Senate Republicans leave town Friday for their August recess, but they exit prepared to spend much of the next month criticizing President Obama’s healthcare law — even though they don’t agree among themselves whether repeal of the law or just a delay is more politically tenable.

This week, that disagreement came into sharp focus when a small group of Republican senators, led by Sen. Mike Lee of Utah, demanded that the full repeal of “Obamacare” be linked to a spending bill needed to keep the government open after the Sept. 30 end of the fiscal year. If the bill doesn’t pass, the government will shut down.
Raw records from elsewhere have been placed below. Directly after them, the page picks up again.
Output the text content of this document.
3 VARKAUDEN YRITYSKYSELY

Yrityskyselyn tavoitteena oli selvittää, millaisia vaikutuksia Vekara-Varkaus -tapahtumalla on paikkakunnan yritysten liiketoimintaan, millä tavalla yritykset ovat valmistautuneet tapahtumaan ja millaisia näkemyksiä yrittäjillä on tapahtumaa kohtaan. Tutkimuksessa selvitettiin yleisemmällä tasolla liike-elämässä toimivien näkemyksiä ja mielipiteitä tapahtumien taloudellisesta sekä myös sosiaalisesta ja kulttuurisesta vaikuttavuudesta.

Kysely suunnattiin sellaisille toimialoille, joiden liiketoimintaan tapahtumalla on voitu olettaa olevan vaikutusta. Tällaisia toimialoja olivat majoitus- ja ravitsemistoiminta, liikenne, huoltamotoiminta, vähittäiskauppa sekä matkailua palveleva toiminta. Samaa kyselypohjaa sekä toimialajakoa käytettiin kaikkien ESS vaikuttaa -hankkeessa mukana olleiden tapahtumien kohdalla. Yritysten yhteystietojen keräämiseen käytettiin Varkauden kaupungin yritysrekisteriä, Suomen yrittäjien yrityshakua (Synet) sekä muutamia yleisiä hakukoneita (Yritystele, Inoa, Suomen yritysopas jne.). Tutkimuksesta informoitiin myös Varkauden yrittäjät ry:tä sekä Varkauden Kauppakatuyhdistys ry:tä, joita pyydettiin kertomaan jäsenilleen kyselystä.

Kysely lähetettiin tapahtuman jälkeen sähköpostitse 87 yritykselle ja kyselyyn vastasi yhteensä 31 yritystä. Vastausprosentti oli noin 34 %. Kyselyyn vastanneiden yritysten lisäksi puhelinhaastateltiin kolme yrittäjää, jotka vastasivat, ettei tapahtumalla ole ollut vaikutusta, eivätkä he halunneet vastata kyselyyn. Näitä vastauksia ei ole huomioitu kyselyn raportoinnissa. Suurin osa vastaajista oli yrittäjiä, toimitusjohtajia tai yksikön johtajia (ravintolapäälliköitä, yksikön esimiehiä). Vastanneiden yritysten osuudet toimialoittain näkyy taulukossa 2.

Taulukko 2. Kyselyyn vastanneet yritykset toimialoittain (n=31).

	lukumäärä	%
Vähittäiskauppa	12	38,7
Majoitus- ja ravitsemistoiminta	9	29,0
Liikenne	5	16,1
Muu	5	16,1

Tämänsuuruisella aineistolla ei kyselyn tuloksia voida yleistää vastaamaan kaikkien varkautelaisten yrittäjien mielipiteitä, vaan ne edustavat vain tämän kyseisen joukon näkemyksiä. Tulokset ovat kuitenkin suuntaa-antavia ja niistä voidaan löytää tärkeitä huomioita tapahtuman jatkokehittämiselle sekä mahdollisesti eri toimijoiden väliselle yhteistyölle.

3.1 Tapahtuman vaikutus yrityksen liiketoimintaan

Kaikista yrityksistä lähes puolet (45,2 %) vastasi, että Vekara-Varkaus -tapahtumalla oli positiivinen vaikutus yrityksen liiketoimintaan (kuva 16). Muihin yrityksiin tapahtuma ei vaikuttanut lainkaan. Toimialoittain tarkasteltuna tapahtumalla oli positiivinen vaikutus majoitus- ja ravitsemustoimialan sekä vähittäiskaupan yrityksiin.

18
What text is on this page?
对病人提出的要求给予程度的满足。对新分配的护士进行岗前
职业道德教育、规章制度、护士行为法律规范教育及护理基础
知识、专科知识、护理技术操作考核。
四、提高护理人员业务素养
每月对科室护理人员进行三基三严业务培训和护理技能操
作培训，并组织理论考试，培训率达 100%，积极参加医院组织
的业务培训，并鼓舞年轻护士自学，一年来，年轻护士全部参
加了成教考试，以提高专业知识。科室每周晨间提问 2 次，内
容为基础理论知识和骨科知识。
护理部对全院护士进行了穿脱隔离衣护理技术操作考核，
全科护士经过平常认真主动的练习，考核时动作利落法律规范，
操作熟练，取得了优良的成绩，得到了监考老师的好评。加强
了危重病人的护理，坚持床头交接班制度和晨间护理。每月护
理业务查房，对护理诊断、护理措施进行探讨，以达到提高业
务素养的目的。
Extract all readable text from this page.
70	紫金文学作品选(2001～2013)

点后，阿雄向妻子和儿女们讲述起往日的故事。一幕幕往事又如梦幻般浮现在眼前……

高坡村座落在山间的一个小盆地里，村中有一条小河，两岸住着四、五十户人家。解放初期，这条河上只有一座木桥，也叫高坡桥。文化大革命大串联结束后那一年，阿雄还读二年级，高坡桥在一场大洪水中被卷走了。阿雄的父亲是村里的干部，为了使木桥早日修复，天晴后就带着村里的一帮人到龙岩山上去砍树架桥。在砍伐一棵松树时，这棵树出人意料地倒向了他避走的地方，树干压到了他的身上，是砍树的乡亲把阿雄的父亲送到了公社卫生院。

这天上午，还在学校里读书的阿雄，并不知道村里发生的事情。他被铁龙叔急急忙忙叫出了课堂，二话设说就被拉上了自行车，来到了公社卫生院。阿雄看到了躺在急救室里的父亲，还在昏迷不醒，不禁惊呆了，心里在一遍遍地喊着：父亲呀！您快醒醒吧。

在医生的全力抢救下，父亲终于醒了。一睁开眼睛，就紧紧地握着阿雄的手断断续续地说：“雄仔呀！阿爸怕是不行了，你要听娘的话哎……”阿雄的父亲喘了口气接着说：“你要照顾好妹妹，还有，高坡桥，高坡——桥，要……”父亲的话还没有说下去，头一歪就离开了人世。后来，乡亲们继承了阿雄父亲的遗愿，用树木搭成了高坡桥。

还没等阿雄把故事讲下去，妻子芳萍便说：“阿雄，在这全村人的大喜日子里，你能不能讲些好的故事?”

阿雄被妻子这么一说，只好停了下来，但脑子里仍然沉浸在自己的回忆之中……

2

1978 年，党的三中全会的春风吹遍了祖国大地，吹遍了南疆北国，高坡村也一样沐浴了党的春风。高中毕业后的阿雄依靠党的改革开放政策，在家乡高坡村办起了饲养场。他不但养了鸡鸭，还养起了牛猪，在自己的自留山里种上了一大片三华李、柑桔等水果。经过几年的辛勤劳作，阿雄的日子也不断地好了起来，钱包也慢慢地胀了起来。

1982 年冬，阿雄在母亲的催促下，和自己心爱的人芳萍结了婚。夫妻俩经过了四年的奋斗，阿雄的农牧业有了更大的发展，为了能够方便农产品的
The Senate Republican conference’s trifold recess messaging brochure, a copy of which was provided to the Washington Examiner by a Senate Republican aide, doesn’t take sides in that debate. Instead, it simply suggests that lawmakers “permanently delay Obamacare for ALL Americans,” with no mention of the spending bill or the word “repeal.”

It’s a vague prescription that likely won’t offend Lee or GOP opponents of his proposal — and there were many, including Sen. Tom Coburn, R-Okla., who published a report by the nonpartisan Congressional Research Service showing that shutting down the government would not halt the implementation of the Affordable Care Act.

Senate Minority Leader Mitch McConnell, R-Ky., has not taken a definitive stand on Lee’s proposal, but he has been under immense pressure from conservatives and outside groups, such as the Club for Growth, to sign on to it. Sens. Marco Rubio, of Florida, and Ted Cruz, of Texas, were the most vocal supporters of Lee’s idea.